I'm leaning towards taking 50% off now and possible all of it. I don't really want to be in something for another 18 months that I have no solid opinion on. I would much rather be in cash for now. I guess this is a lesson learned, don't put on long-term spreads unless you intend on being in for the long-term, or unless you're willing to give up some of the profits if you want to exit early. A little earlier today I was convinced I'm going to liquidate in the morning, now I need a few more hours to think about it.
So here is another way I looked at things. Leaving the spread on today is the exact same as putting it on today. You can argue that I'm playing with profits and I originally didn't put much out of pocket, but I argue that that's just playing mental accounting games. I have the option of selling tomorrow and if I don't that in effect is the same as buying at today's prices.
So the question is, would I be interested in buying deep in-the-money calls tomorrow and selling at-the-money calls and waiting 18 months for the time to go away? No, that doesn't sound good to me. This is when I started heavily leaning towards liquidation.

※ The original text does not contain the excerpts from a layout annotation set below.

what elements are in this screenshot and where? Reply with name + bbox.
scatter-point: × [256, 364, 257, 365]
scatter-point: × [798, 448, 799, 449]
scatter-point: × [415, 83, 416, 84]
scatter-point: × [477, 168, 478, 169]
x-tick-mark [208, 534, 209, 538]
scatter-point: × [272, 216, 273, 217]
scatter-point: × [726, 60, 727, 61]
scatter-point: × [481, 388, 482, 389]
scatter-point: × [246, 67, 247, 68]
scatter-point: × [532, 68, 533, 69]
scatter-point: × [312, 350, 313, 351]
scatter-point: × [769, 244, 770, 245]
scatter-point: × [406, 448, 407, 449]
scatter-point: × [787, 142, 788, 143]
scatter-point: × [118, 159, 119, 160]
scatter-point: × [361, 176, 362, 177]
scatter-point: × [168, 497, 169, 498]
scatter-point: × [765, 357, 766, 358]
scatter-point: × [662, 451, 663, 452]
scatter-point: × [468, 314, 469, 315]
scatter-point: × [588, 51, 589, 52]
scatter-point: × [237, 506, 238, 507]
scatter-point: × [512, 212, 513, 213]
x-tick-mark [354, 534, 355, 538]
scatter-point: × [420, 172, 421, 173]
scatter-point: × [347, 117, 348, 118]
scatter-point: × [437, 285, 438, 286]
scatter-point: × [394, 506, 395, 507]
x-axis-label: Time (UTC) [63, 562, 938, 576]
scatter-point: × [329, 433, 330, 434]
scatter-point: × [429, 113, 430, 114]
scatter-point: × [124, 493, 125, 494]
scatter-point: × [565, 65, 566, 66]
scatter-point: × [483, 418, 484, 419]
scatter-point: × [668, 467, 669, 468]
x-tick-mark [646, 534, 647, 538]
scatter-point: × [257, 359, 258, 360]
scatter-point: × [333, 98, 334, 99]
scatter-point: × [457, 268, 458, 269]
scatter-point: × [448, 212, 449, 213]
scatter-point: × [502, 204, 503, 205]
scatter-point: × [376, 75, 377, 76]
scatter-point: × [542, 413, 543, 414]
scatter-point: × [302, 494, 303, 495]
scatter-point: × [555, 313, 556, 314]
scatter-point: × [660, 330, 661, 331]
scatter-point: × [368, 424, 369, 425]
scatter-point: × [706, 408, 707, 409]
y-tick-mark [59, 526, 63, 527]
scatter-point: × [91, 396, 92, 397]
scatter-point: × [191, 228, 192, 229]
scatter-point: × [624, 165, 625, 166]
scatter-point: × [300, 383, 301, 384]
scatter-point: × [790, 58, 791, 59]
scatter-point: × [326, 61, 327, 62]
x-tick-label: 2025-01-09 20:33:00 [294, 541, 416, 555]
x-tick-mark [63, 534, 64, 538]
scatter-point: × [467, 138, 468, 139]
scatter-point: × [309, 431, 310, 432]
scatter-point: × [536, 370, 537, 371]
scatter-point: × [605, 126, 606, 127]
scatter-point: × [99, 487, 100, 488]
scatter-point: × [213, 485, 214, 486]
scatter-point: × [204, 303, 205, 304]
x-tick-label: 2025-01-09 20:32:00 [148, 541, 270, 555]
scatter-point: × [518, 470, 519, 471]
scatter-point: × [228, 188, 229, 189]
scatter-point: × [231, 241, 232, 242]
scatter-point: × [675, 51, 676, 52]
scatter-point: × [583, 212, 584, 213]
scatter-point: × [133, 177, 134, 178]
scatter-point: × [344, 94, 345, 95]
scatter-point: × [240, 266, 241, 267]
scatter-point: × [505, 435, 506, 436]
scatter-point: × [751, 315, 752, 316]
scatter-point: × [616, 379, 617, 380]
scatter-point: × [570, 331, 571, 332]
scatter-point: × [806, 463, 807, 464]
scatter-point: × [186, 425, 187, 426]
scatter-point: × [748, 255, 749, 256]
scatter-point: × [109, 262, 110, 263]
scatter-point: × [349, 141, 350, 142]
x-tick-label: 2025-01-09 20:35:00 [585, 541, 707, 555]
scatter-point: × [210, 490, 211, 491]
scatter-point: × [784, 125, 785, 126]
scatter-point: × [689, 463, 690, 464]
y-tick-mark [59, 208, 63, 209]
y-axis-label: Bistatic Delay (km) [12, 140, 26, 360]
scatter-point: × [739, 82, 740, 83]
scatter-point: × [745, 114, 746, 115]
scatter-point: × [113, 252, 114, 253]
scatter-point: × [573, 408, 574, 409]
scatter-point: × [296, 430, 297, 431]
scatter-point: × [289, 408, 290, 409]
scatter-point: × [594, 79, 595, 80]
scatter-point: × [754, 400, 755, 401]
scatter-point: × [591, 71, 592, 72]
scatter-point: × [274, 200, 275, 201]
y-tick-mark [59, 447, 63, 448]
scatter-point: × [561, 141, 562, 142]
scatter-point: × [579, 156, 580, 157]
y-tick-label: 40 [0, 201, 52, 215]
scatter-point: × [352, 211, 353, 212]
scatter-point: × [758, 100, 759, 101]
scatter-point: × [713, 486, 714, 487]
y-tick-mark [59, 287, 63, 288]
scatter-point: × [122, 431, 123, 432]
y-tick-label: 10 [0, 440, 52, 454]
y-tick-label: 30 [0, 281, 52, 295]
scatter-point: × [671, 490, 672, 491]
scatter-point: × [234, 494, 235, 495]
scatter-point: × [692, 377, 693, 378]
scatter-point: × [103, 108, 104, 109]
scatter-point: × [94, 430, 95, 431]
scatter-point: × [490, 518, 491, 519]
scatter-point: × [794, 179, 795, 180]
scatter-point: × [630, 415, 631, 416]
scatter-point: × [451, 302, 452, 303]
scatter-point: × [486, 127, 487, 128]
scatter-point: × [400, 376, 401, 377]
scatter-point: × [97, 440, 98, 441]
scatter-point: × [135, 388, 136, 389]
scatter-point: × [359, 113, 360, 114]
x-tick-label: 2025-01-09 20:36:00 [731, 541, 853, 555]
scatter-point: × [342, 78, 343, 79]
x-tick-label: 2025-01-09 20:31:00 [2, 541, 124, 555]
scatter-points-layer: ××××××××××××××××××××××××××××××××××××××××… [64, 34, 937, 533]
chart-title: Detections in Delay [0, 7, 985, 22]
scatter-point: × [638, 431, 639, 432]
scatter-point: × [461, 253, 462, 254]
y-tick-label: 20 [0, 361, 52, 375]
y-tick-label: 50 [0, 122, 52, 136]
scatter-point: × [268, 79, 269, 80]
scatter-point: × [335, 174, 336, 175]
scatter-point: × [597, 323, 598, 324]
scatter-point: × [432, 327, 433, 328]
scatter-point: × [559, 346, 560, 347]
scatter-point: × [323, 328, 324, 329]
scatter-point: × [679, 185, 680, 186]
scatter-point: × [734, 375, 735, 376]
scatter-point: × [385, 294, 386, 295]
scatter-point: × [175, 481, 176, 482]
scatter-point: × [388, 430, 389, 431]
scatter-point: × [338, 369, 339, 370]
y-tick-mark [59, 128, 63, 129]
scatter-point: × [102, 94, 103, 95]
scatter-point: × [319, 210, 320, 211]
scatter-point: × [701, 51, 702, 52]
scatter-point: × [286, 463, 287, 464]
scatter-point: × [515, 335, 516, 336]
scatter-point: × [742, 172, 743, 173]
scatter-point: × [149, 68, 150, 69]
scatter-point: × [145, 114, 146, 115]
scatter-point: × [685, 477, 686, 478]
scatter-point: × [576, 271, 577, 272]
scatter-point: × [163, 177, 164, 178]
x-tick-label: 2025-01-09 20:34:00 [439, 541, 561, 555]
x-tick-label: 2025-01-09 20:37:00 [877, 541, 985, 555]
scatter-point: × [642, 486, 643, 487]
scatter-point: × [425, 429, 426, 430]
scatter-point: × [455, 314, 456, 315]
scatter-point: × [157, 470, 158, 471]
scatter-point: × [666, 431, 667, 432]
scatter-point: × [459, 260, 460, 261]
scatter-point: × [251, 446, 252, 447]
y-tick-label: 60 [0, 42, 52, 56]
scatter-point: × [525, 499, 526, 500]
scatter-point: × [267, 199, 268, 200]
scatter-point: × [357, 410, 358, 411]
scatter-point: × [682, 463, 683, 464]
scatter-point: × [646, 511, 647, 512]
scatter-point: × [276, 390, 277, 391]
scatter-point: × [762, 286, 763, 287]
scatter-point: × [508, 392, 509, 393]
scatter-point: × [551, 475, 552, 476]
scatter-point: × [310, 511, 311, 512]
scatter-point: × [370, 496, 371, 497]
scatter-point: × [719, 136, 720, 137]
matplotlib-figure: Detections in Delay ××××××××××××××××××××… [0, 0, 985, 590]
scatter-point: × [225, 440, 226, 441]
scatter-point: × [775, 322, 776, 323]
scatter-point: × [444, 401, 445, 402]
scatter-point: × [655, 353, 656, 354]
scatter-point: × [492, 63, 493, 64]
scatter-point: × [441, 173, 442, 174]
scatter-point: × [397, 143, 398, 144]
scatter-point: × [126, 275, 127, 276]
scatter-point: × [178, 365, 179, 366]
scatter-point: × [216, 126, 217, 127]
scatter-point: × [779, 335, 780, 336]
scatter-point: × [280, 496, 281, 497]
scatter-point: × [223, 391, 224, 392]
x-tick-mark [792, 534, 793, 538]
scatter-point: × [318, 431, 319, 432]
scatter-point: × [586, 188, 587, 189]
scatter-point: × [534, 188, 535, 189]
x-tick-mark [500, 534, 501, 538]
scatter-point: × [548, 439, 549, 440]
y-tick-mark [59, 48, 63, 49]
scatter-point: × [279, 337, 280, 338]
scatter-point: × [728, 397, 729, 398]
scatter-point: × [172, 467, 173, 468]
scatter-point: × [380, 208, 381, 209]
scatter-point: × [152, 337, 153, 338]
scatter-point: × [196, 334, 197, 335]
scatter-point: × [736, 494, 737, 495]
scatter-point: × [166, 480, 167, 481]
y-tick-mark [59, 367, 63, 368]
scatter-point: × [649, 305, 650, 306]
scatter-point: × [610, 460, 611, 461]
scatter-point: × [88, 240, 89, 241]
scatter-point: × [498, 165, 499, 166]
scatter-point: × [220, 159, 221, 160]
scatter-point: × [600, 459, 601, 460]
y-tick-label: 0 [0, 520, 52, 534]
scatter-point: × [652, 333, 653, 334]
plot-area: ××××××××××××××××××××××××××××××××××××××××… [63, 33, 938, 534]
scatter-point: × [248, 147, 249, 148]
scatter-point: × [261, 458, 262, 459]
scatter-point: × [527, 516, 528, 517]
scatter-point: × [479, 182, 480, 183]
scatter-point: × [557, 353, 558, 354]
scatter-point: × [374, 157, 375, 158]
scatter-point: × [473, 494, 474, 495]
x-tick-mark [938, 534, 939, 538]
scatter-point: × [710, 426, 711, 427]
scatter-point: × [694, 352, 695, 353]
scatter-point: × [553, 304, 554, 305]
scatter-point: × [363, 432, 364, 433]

Also, take away the dollar amounts and look at it this way. Before any particular spread is put on, if I told you that you could take 55% of the total available profit in month 4 of a 22 month window, would you take it off? Probably, unless you felt bullish for the future. Since I have such uncertain feelings about the future, I think I've just talked myself in to closing them out. Thanks for being a sounding board. I think the gambler in me will sell 100% of the long calls and leave 25% of the short calls on the books and buy those back on a dip.
That sounds like a reasonable compromise.
ReplyDeleteSo let us know what you end up doing...
ReplyDeleteOnce I do something I'll let you know. I spent last night doing the same thing I've done for the last few months, thinking and then doing nothing. So I played with the numbers and if these stocks get to $10 above my naked calls on the spread I can book about 80% of the possible gains. Right now I'm at 55-60%. This is certainly possible in a quick period of time so for now I'm in a holding pattern I guess. I doubt seriously that I'll ever enter in to another long-term spread situation based on my experience so far. But then again ten years ago I never thought I would do anything other than sell covered calls.